My mother always claimed she didn’t like to cook. However, she managed to save a few recipes that are family favorites. One is her Russian Stuffed Cabbage. It’s a wonderful dish to eat on a cold winter’s day. (Not that we have those days often in Los Angeles)
This recipe is from my mother’s Russian roots. It’s sweetened with honey and raisins.
Enjoy this recipe
Russian Stuffed Cabbage
- 1 large cabbage
- 2 Tbsp butter
- 2 medium onions sliced
- 3 cups tomatoes canned approx 1 28 oz can + a little more
- 2 tsp salt
- 1/2 tsp pepper
- beef bones
- 1 lb ground beef
- 3 Tbsp rice uncooked
- 4 Tbsp onion grated
- 1 egg
- 3 Tbsp cold water
- 3 Tbsp honey
- 1/4 cup lemon juice
- 1/4 cup seedless raisins
- In a large pot, pour boiling water over the cabbage. cover and let soak for 15 minutes.
- Remove 12 leaves carefully. If leaves are small use 18. (After I removed the leaves I steamed the leaves slightly to further soften them – this is optional)
- Melt the butter in a deep, heavy saucepan. Lightly brown the onions in it.
- Add the tomatoes (I pulverized them in a food processor first) half the salt and pepper, and all the bones. Cook over low heat for 30 minutes.
- Mix together the ground beef, rice, grated onions, egg, the remainder of the salt and pepper and water.
- Place a dollop of meat mixture on each cabbage leaf. Tuck the soft part of the leaves around the mixture and roll carefully.
- Add the rolled cabbage leaves to the sauce. Cover and cook over low heat for 1 1/2 hrs.
- Add the honey, lemon juice, raisins and cook for 30 minutes longer.

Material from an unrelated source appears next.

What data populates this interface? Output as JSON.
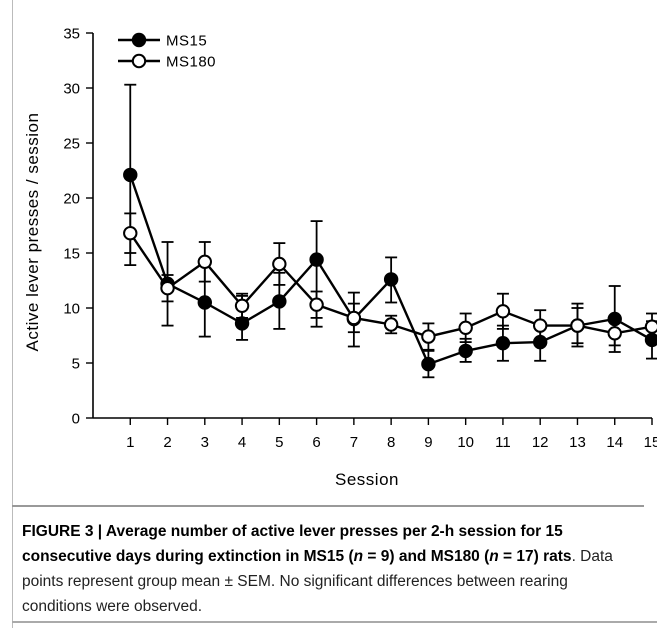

- This meal will serve 6 for a main dish and 12 as a 1st course.
A little family history
My mother’s father, Alexander Melinsky, immigrated from Buda, Russia (part of Ukraine) in 1906, before the Russian Revolution, and worked in the coal mines in Pennsylvania and Superior, Colorado. My grandmother’s family came from Slovakia.
In 1936, my grandfather was lured back to Russia after reading Soviet propaganda in Pravda. He wanted my grandmother and their 4 daughters to come with him but they refused. He headed to the Donbas coal mines in Ukraine to see what it was like. My mother received a few letters from him but then he disappeared and was never heard from again. Many ex-patriots were deliberately encouraged to come back to Russian and were murdered by Stalin during the Purge. It’s sad because we’ve never been able to find out what happened to him.
Family traditional recipes make you think back to your roots
Although I have never been to Russia, I’ve always loved the food I’ve tried from Eastern Europe. The other side of my family is from Poland, which at the time they left in the late 1870s was part of the Russian Empire. That side is Jewish but much of the cuisine is similar.
Stuffed cabbage rolls are served in various forms in Europe, the Middle East, and Asia.
In most areas of Europe, it is a traditional dish served during holidays and special occasions. Polish gołąbki is often made with pork or beef with rice or barley, although the Jewish version does not use pork. The Ukrainian holubtsi version is sometimes made with corn grits or buckwheat groats. But, most versions are also made with rice. The difference I found between Polish and Russian is that Polish stuffed cabbage tends to be savory and Russian is more sweet and sour.
What I love about this particular recipe is that the honey and raisins give it a sweeter flavor. Substitute the meat with baby Bella mushrooms if you want a vegetarian version.